Q: Was there an allegation that the misappropriation of the post examination was a criminal act?

A: I don’t think we had gotten to that...

Q: So would it be a criminal act for somebody to somehow break into a secured location to obtain [the test] material?

A: Well, I don’t know if it constitutes necessarily a criminal act. I looked at it or I would look at it as breaking into a locked location to obtain materials that aren’t yours ... Some people might look at that as stealing.


Q: Was there any discussion about the allegation of alleged criminal misconduct?

A: Not to my knowledge. I don’t recall anybody discussing that it was criminal misconduct.
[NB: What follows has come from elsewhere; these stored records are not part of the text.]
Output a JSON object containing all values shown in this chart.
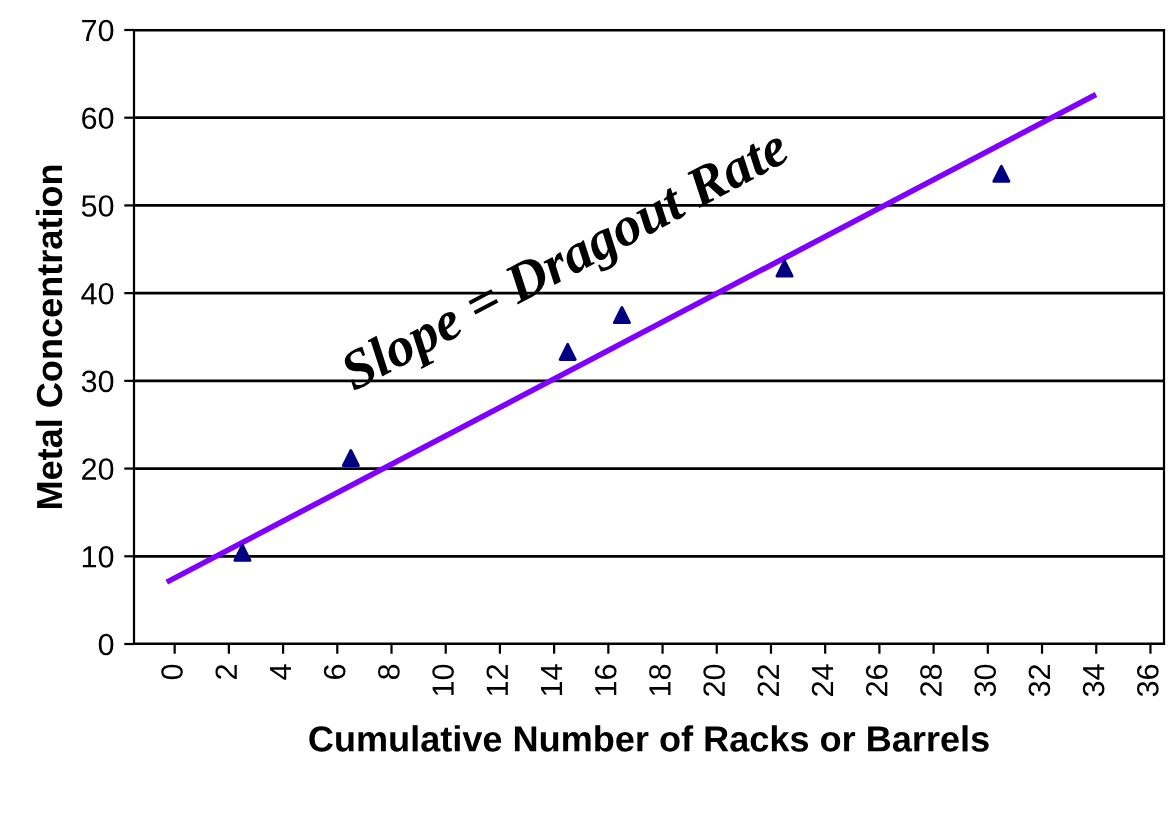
{
  "chart_data": {
    "type": "scatter",
    "xlabel": "Cumulative Number of Racks or Barrels",
    "ylabel": "Metal Concentration",
    "xlim": [
      -1.5,
      36.5
    ],
    "xticks": [
      0,
      2,
      4,
      6,
      8,
      10,
      12,
      14,
      16,
      18,
      20,
      22,
      24,
      26,
      28,
      30,
      32,
      34,
      36
    ],
    "ylim": [
      0,
      70
    ],
    "yticks": [
      0,
      10,
      20,
      30,
      40,
      50,
      60,
      70
    ],
    "grid": "y",
    "legend": false,
    "annotations": [
      "Slope = Dragout Rate"
    ],
    "series": [
      {
        "color": "#000080",
        "marker": "triangle",
        "x": [
          2.5,
          6.5,
          14.5,
          16.5,
          22.5,
          30.5
        ],
        "values": [
          10.4,
          21.2,
          33.3,
          37.5,
          42.8,
          53.6
        ]
      },
      {
        "type": "line",
        "color": "#8000ff",
        "marker": "none",
        "line_style": "solid",
        "x": [
          -0.2,
          33.9
        ],
        "values": [
          7.2,
          62.5
        ]
      }
    ]
  }
}
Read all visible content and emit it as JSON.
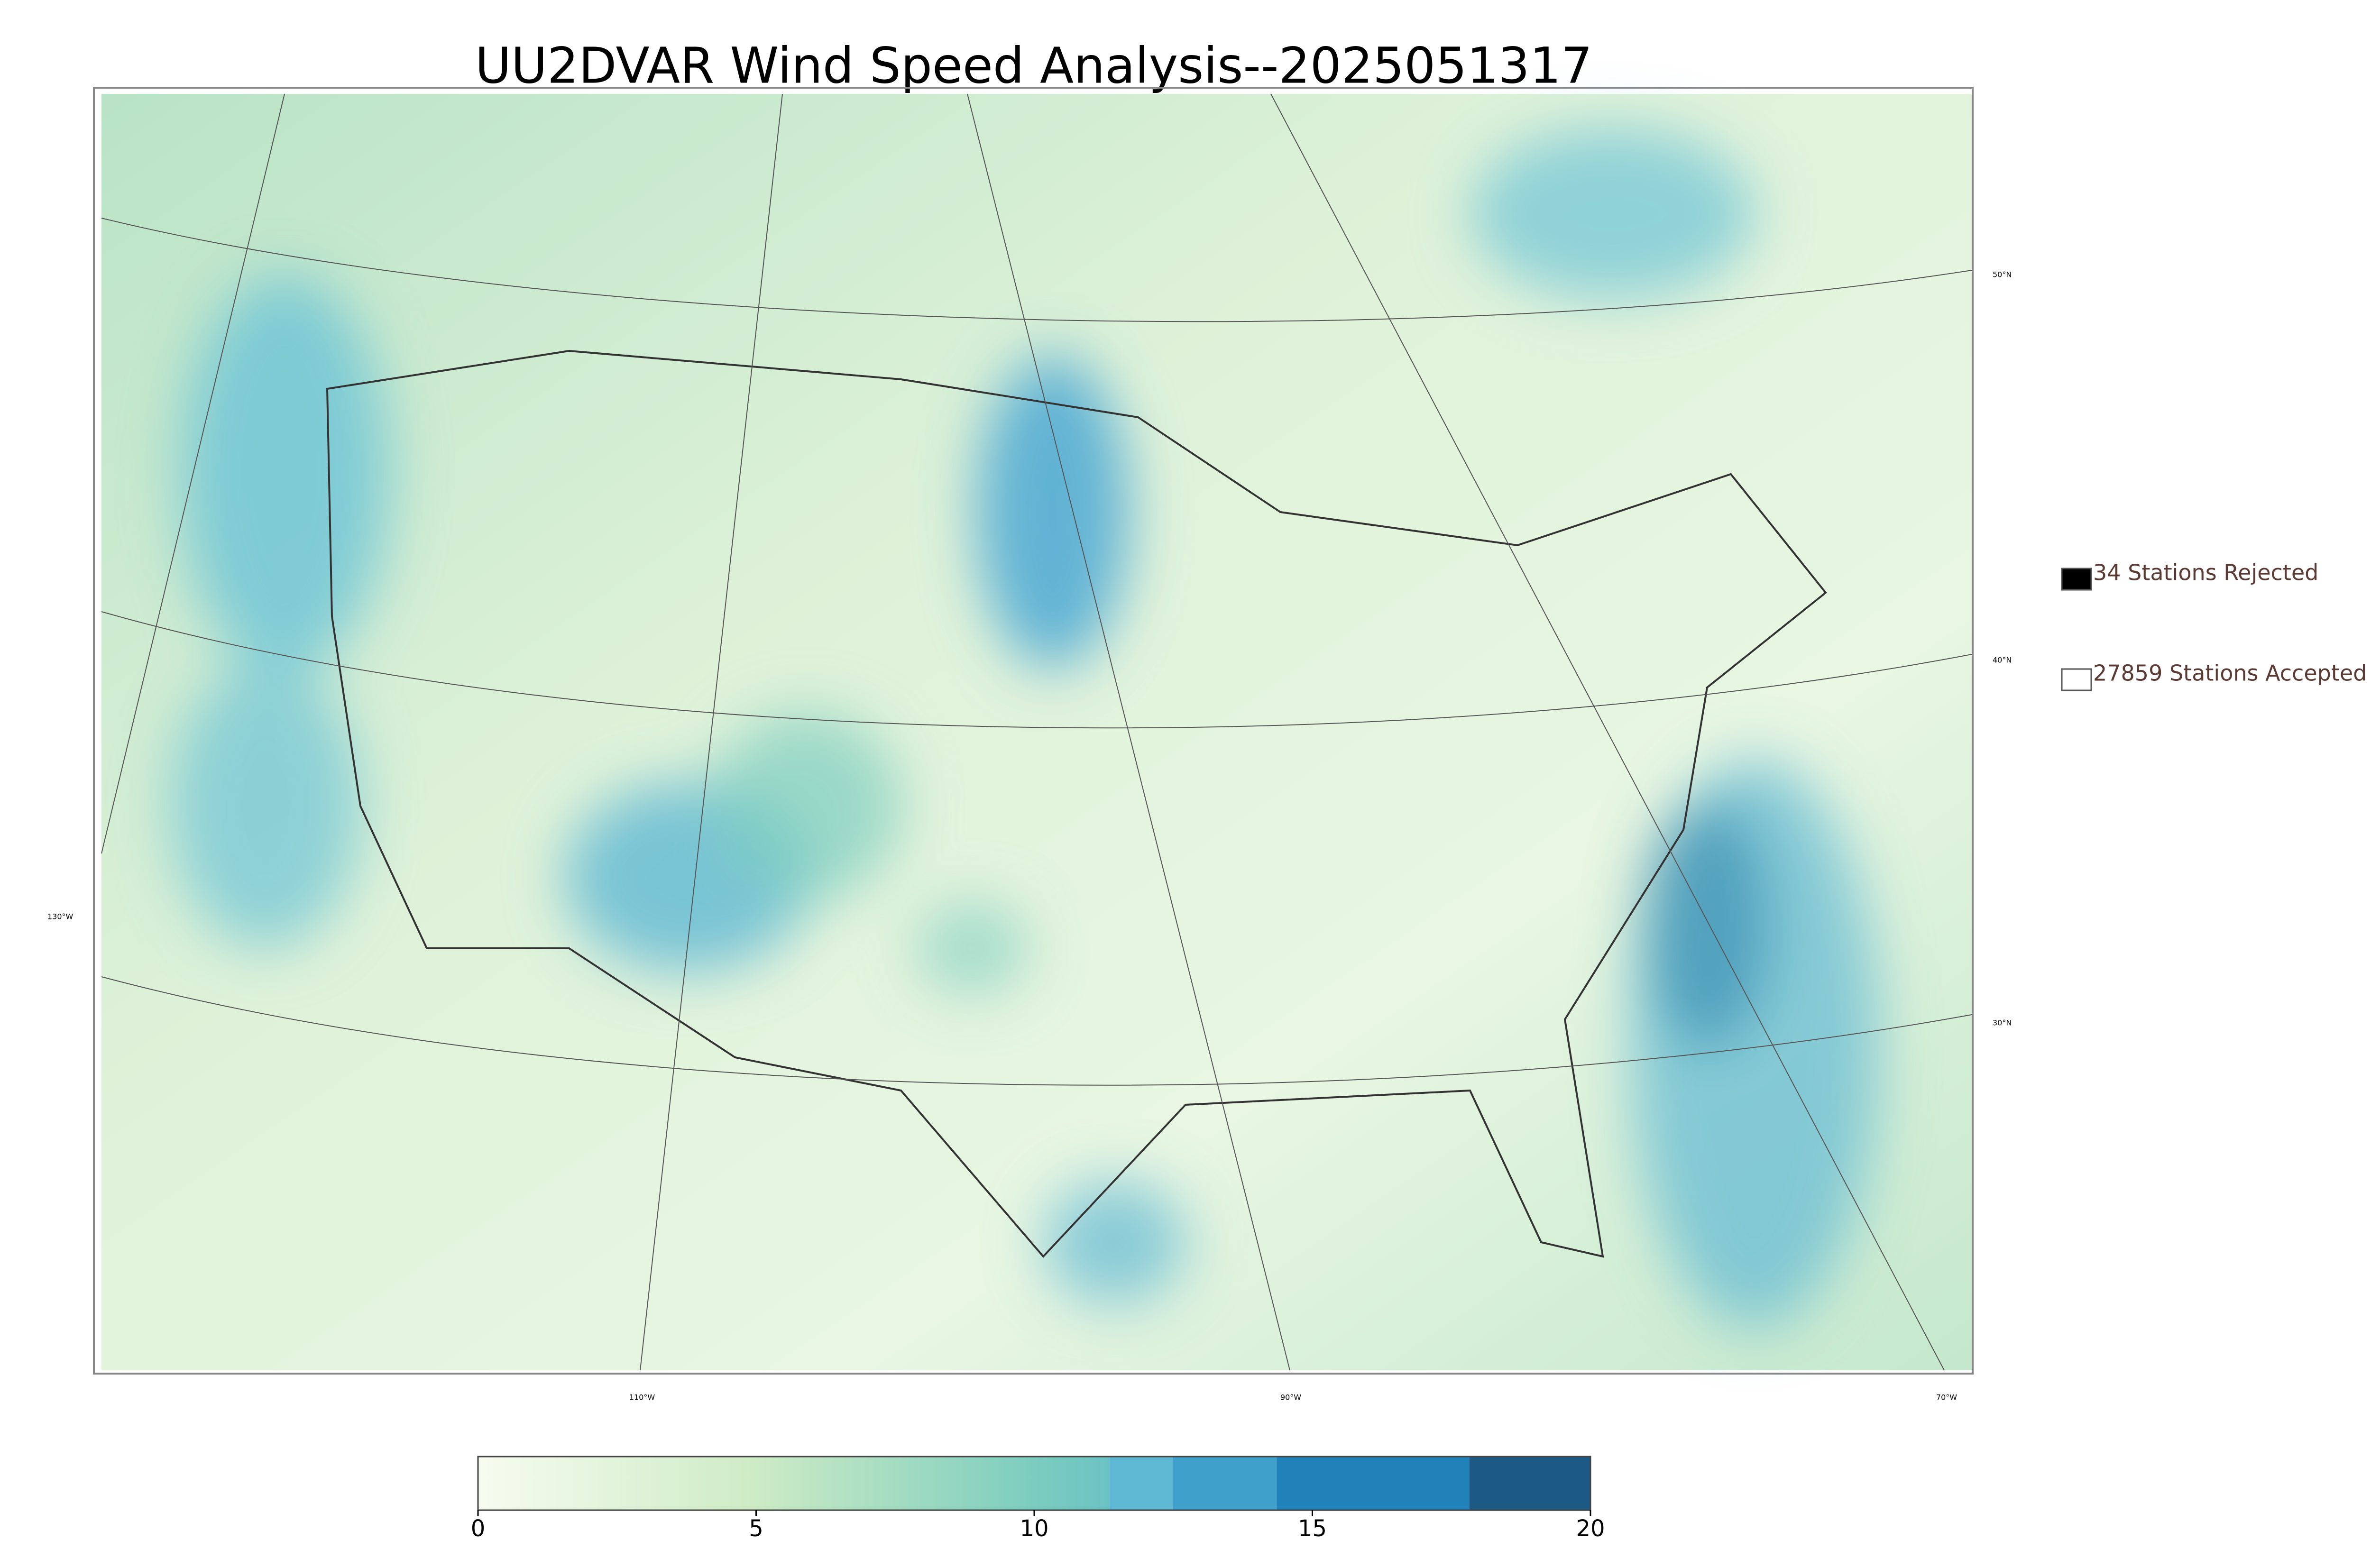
{
  "title": "UU2DVAR Wind Speed Analysis--2025051317",
  "legend": [
    {
      "label": "34 Stations Rejected",
      "fill": "#000000"
    },
    {
      "label": "27859 Stations Accepted",
      "fill": "#ffffff"
    }
  ],
  "lat_labels": [
    "50°N",
    "40°N",
    "30°N"
  ],
  "lon_labels": [
    "130°W",
    "110°W",
    "90°W",
    "70°W"
  ],
  "colorbar": {
    "lim": [
      0,
      20
    ],
    "ticks": [
      0,
      5,
      10,
      15,
      20
    ],
    "gradient": {
      "from": 0,
      "to": 11.35,
      "stops": [
        {
          "at": 0,
          "color": "#f7fcf0"
        },
        {
          "at": 5,
          "color": "#cdebc5"
        },
        {
          "at": 10,
          "color": "#7ccdbf"
        },
        {
          "at": 11.35,
          "color": "#6cc3c4"
        }
      ]
    },
    "segments": [
      {
        "from": 11.35,
        "to": 12.49,
        "color": "#5fb8d3"
      },
      {
        "from": 12.49,
        "to": 14.36,
        "color": "#3fa0cc"
      },
      {
        "from": 14.36,
        "to": 17.82,
        "color": "#2182ba"
      },
      {
        "from": 17.82,
        "to": 20,
        "color": "#1c5984"
      }
    ]
  }
}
(Levario Depo. pp. 42-44.)


   Plaintiffs also cite to the deposition testimony of Lieutenant Adams. His testimony does not support their argument either. Adams briefed Sheriff Baca, using the words “possibly stolen,” and Baca then ordered an IAB investigation, not a criminal investigation. Adams denied that he was aware of allegations that the test materials had been bought or sold. (Adams Depo. pp. 62-67.)


7 In Ganwich, the Ninth Circuit was reviewing the district court’s denial of summary judgment motions in which the defendant officers argued that they were entitled to qualified immunity. The Ganwich court applied the two-pronged test of Saucier in holding that 1) the officers’ conduct violated the plaintiffs’ Fourth Amendment rights and 2) such violation was in contravention of clearly  established law. The Court’s citations to Ganwich are exclusively from the portion of the opinion analyzing whether the plaintiffs’ Fourth Amendment rights had been violated.


8 The court noted that even if individualized suspicion as to the plaintiffs existed, “it would not have justified the officers’ coercing the plaintiffs into back-room interrogations.” Id. at 1122 n.12. In reaching this conclusion, the court relied upon Florida v. Royer, 460 U.S. 491, 502, 75 L. Ed. 2d 229, 103 S. Ct. 1319 (1983), which held that moving a criminal suspect from an airport  concourse to a nearby police room for questioning was a “more serious intrusion ... on personal liberty than is allowable on the mere suspicion of criminal activity.” (emphases added). The question arises whether such reasoning is applicable when the state actor possesses individualized suspicion of a person for a non-criminal activity and, accordingly, detains and/or interrogates that person.